The same thoughts had crossed Peter’s mind. He could easily see Chuck as the kind of guy that would go full-on jackboot if he ever got any sort of authority. At the same time, he had seemed haunted when Peter was talking to him out on the road. He wondered if seeing his own parents on the wrong end of the equation had forced a hard look
inward.
“That’s too much,” Larry said, as Peter absentmindedly scooped another spoonful of rice into the bowl.
“Ease up a bit. The guy just lost a lot.”
“Not my fault,” Larry said.
“I’ll take it out of my share of dinner tonight,” Peter said. “Come on. I want you to talk to him. Promise me you’ll keep an open mind, and I’ll hear you out afterward, all right?”

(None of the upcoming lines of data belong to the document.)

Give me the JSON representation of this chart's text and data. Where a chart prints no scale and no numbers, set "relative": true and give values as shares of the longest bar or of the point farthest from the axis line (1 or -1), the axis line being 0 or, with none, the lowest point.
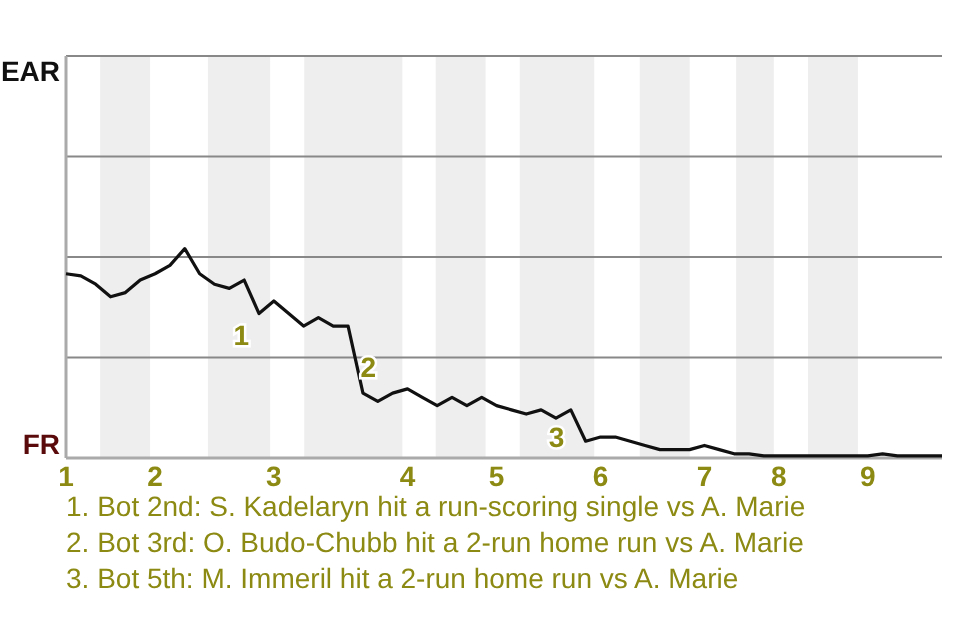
{
  "chart_data": {
    "type": "line",
    "relative": true,
    "marker": "none",
    "line_style": "solid",
    "categories": [
      "1",
      null,
      null,
      null,
      null,
      null,
      "2",
      null,
      null,
      null,
      null,
      null,
      null,
      null,
      "3",
      null,
      null,
      null,
      null,
      null,
      null,
      null,
      null,
      "4",
      null,
      null,
      null,
      null,
      null,
      "5",
      null,
      null,
      null,
      null,
      null,
      null,
      "6",
      null,
      null,
      null,
      null,
      null,
      null,
      "7",
      null,
      null,
      null,
      null,
      "8",
      null,
      null,
      null,
      null,
      null,
      "9",
      null,
      null,
      null,
      null,
      null
    ],
    "series": [
      {
        "color": "#111111",
        "values": [
          0.88,
          0.87,
          0.83,
          0.77,
          0.79,
          0.85,
          0.88,
          0.92,
          1,
          0.88,
          0.83,
          0.81,
          0.85,
          0.69,
          0.75,
          0.69,
          0.63,
          0.67,
          0.63,
          0.63,
          0.31,
          0.27,
          0.31,
          0.33,
          0.29,
          0.25,
          0.29,
          0.25,
          0.29,
          0.25,
          0.23,
          0.21,
          0.23,
          0.19,
          0.23,
          0.08,
          0.1,
          0.1,
          0.08,
          0.06,
          0.04,
          0.04,
          0.04,
          0.06,
          0.04,
          0.02,
          0.02,
          0.01,
          0.01,
          0.01,
          0.01,
          0.01,
          0.01,
          0.01,
          0.01,
          0.02,
          0.01,
          0.01,
          0.01,
          0.01
        ]
      }
    ],
    "ref_lines": [
      {
        "axis": "y",
        "value": 0.48,
        "color": "#888888"
      },
      {
        "axis": "y",
        "value": 0.96,
        "color": "#888888"
      },
      {
        "axis": "y",
        "value": 1.44,
        "color": "#888888"
      },
      {
        "axis": "y",
        "value": 1.92,
        "color": "#888888"
      }
    ],
    "annotations": [
      "EAR",
      "FR",
      "1",
      "2",
      "3",
      "1. Bot 2nd: S. Kadelaryn hit a run-scoring single vs A. Marie",
      "2. Bot 3rd: O. Budo-Chubb hit a 2-run home run vs A. Marie",
      "3. Bot 5th: M. Immeril hit a 2-run home run vs A. Marie"
    ]
  }
}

“That’s asking a lot,” Larry said.
“I know. It’s important to me that you give him at least that much of a chance.”
“Why?”
“Because we’re in hard times that can make us into hard people. I know we need to be smart and tough and resolved to survive all this. I just don’t want to become too hard.”
Chuck was still sitting out in the middle of the road when Larry and Peter got back out to him.
“Ah,” Chuck said, eyeing Larry. “That explains why I haven’t seen you around town much.”
“Yeah. I’ve been up here,” Larry said.
“Who else is staying with you?”
“We’ll keep that to ourselves for now,” Peter said, handing him a couple of bowls and a bottle of water.
Chuck didn’t push his question. He just thanked them for the food and started to eat.
“What else has been going on down there? We’ve only made a couple brief visits,” Peter asked. He paid close attention to how Chuck answered him, looking for hints of dishonesty or incomplete answers. That Chuck didn’t protest the unequal exchange of information pushed Peter a little more toward trusting him.
“Let us have some words with the rest of the folks staying with us,” Peter said, after Chuck had finished eating. “We shouldn’t be long.”
Back at the house, everybody gathered around for a brief discussion, except for Sally, who had volunteered to keep watch on Chuck out on the road.
Peter again felt the pressure of his position within the small community that had developed at his home. There was a good amount of discussion about the last people that had been offered brief shelter on the land. After that, it seemed like people mostly wanted him and Larry to give their impressions about Chuck’s sincerity. Peter could understand their feelings—they knew Chuck better than anybody else, and had many years of bad experiences with him. It very quickly became clear that he and Larry were being entrusted with the decision, and that the rest would back them up, whatever it was.